March 25, 2011
UK grain markets are more stable
UK grain markets are still jumpy but reached midweek without any huge changes; with May 2011 London feed wheat futures at GBP193.50/tonne (US$312/tonne) delivered.
Prices dropped slightly on Wednesday (Mar 23) following a lowered approximation from DEFRA for UK wheat demand for the current cereal year.
Reduced use is expected in human, industrial and feed markets. Flour millers, distillers and UK bioethanol producers were all expected to use a little less grain than previously predicted while smaller cattle, sheep and poultry numbers will reduce demand from compounders.
End of season commercial stocks of wheat are now anticipated to be 1.6 million tonnes, one of the lowest figures for many years. However, as long as harvest was not delayed, this was enough, said GrainCo managing director, Gary Bright.

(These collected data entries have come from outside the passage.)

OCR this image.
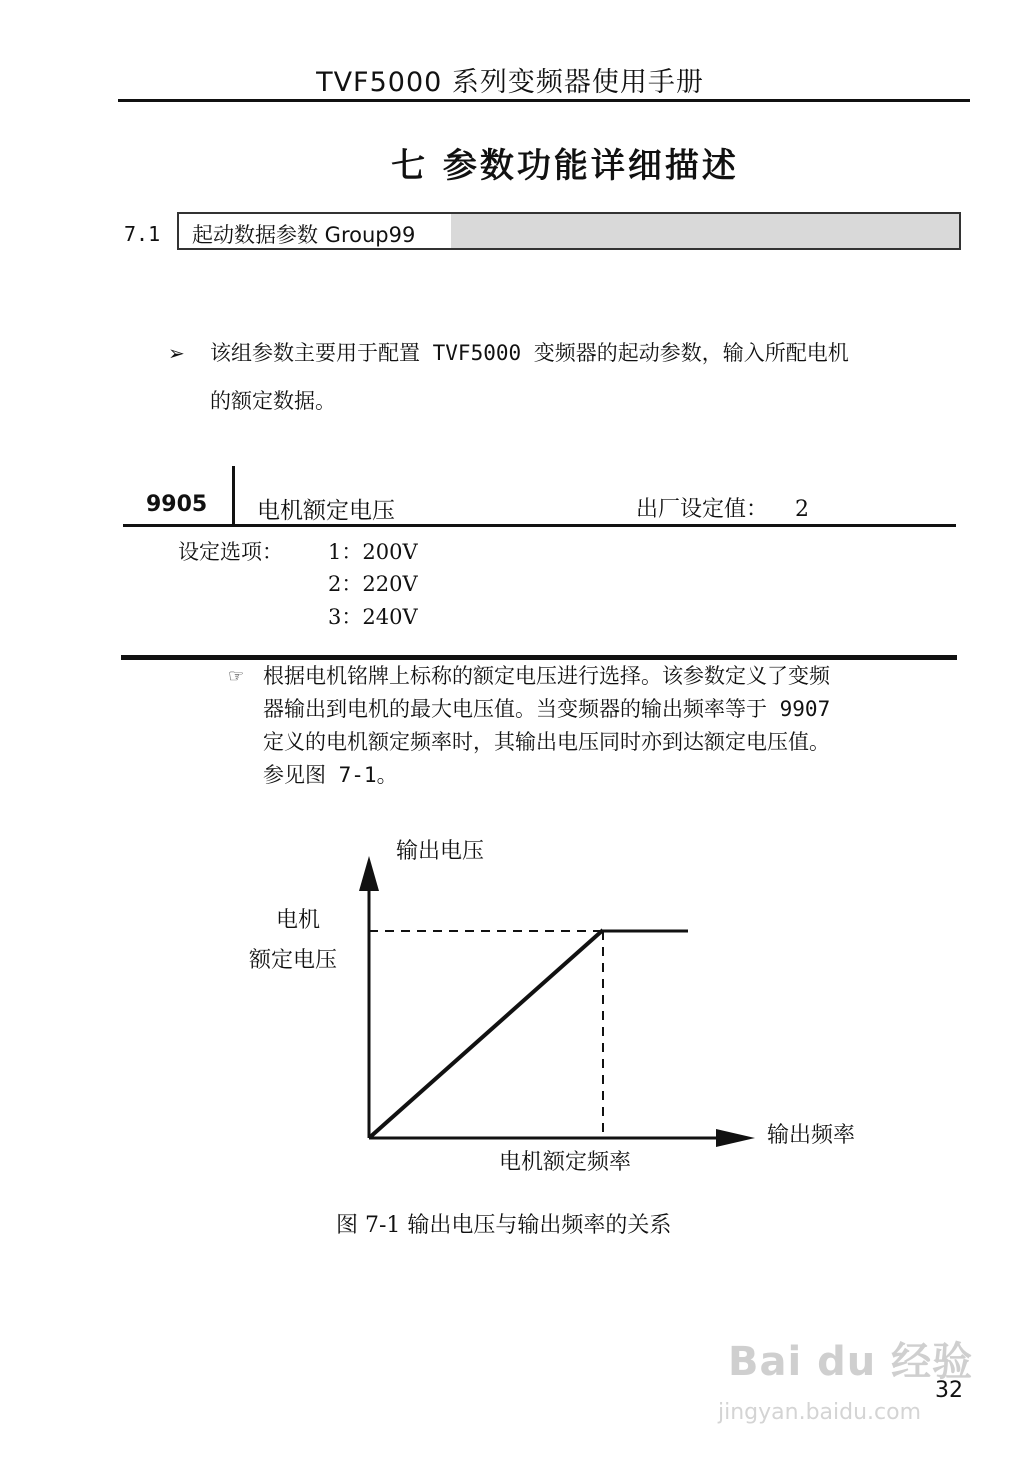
TVF5000 系列变频器使用手册
七 参数功能详细描述
7.1 起动数据参数 Group99
➢ 该组参数主要用于配置 TVF5000 变频器的起动参数，输入所配电机
的额定数据。
9905 电机额定电压	出厂设定值： 2
设定选项： 1：200V
2：220V
3：240V
☞ 根据电机铭牌上标称的额定电压进行选择。该参数定义了变频
器输出到电机的最大电压值。当变频器的输出频率等于 9907
定义的电机额定频率时，其输出电压同时亦到达额定电压值。
参见图 7-1。
输出电压
电机
额定电压
输出频率
电机额定频率
图 7-1 输出电压与输出频率的关系
Bai du 经验
jingyan.baidu.com
32
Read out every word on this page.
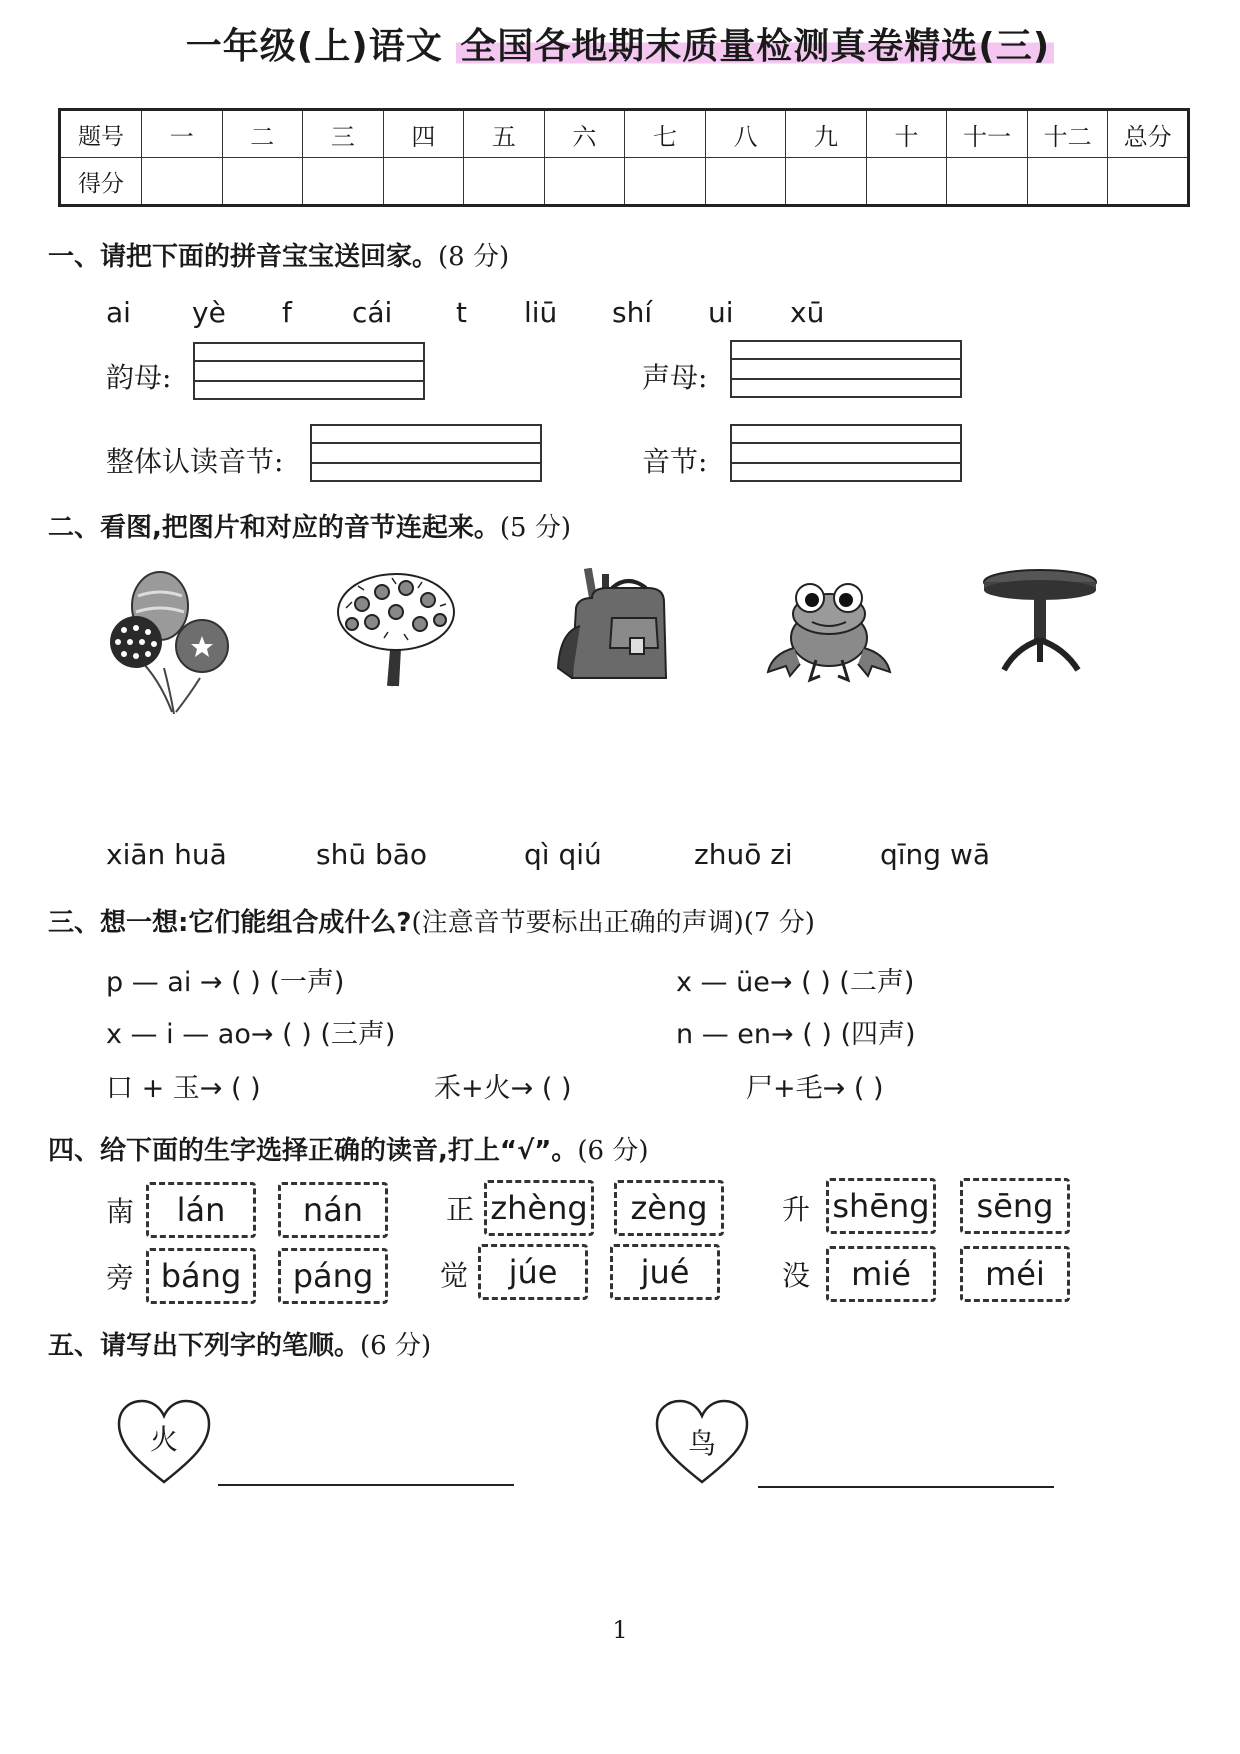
一年级(上)语文 全国各地期末质量检测真卷精选(三)
题号	一	二	三	四	五	六	七	八	九	十	十一	十二	总分
得分													
一、请把下面的拼音宝宝送回家。(8 分)
ai yè f cái t liū shí ui xū
韵母:	声母:
整体认读音节:	音节:
二、看图,把图片和对应的音节连起来。(5 分)
xiān huā	shū bāo	qì qiú	zhuō zi	qīng wā
三、想一想:它们能组合成什么?(注意音节要标出正确的声调)(7 分)
p — ai → ( ) (一声)	x — üe→ ( ) (二声)
x — i — ao→ ( ) (三声)	n — en→ ( ) (四声)
口 + 玉→ ( )	禾+火→ ( )	尸+毛→ ( )
四、给下面的生字选择正确的读音,打上“√”。(6 分)
南	lán	nán	正 zhèng	zèng	升 shēng	sēng
旁 báng	páng	觉	júe	jué	没	mié	méi
五、请写出下列字的笔顺。(6 分)
火	鸟
1
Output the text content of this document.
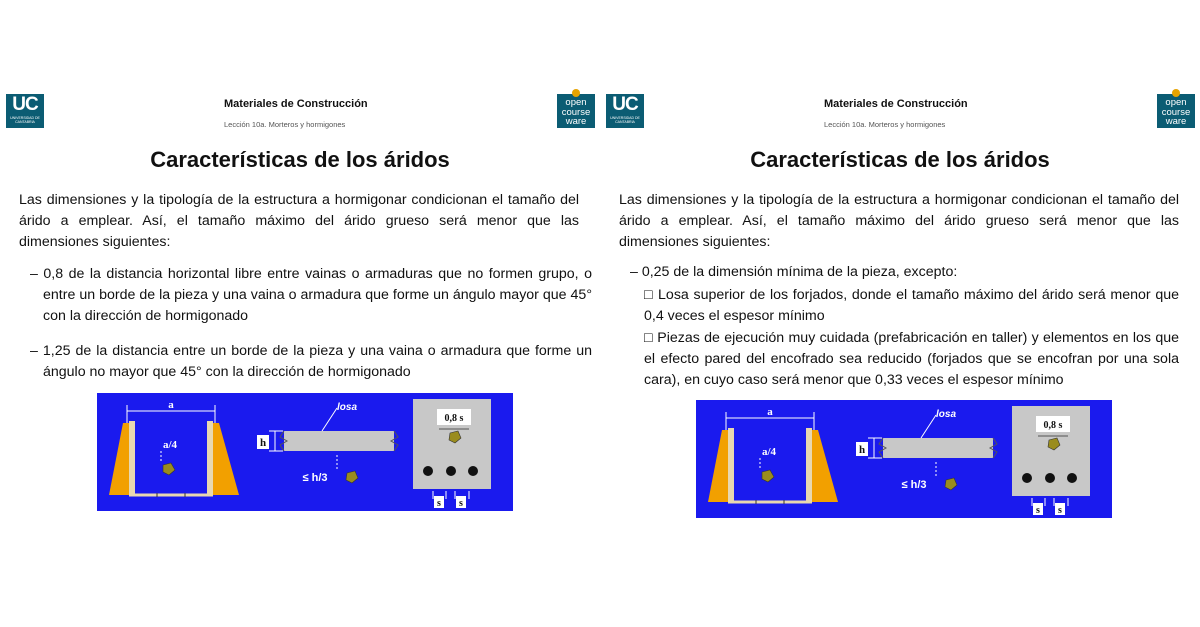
UC
UNIVERSIDAD DE CANTABRIA
Materiales de Construcción
Lección 10a. Morteros y hormigones
open
course
ware
Características de los áridos
Las dimensiones y la tipología de la estructura a hormigonar condicionan el tamaño del árido a emplear. Así, el tamaño máximo del árido grueso será menor que las dimensiones siguientes:
– 0,8 de la distancia horizontal libre entre vainas o armaduras que no formen grupo, o entre un borde de la pieza y una vaina o armadura que forme un ángulo mayor que 45° con la dirección de hormigonado
– 1,25 de la distancia entre un borde de la pieza y una vaina o armadura que forme un ángulo no mayor que 45° con la dirección de hormigonado
a
a/4	h
losa
≤ h/3
0,8 s
s s
UC
UNIVERSIDAD DE CANTABRIA
Materiales de Construcción
Lección 10a. Morteros y hormigones
open
course
ware
Características de los áridos
Las dimensiones y la tipología de la estructura a hormigonar condicionan el tamaño del árido a emplear. Así, el tamaño máximo del árido grueso será menor que las dimensiones siguientes:
– 0,25 de la dimensión mínima de la pieza, excepto:
□ Losa superior de los forjados, donde el tamaño máximo del árido será menor que 0,4 veces el espesor mínimo
□ Piezas de ejecución muy cuidada (prefabricación en taller) y elementos en los que el efecto pared del encofrado sea reducido (forjados que se encofran por una sola cara), en cuyo caso será menor que 0,33 veces el espesor mínimo
a
a/4	h
losa
≤ h/3
0,8 s
s s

"The old crop wheat market will be tight at the end; that is a given, but that does not necessarily mean a big price." Prices from here onwards would vary according to many factors but there was competitively priced French wheat available across the early harvest period, he said.
At the moment, things are not tight, with most buyers covered until the end of the cereal year.
Farmers had taken advantage of good early prices for 2011 to the extent that GrainCo had likely already bought about 35% of the tonnage it expects to sell next cereal year as compared to a more regular proportion of 10-15% at this time of the season. Growers had sold at an average of GBP140/tonne (US$226/tonne) for November 2011, said Bright.
Crop watching around the world will result in a continued nervous market, while ambiguity about political outcomes in the Middle East and North Africa, in addition to logistics recovery prospects in Japan will contribute more price instability.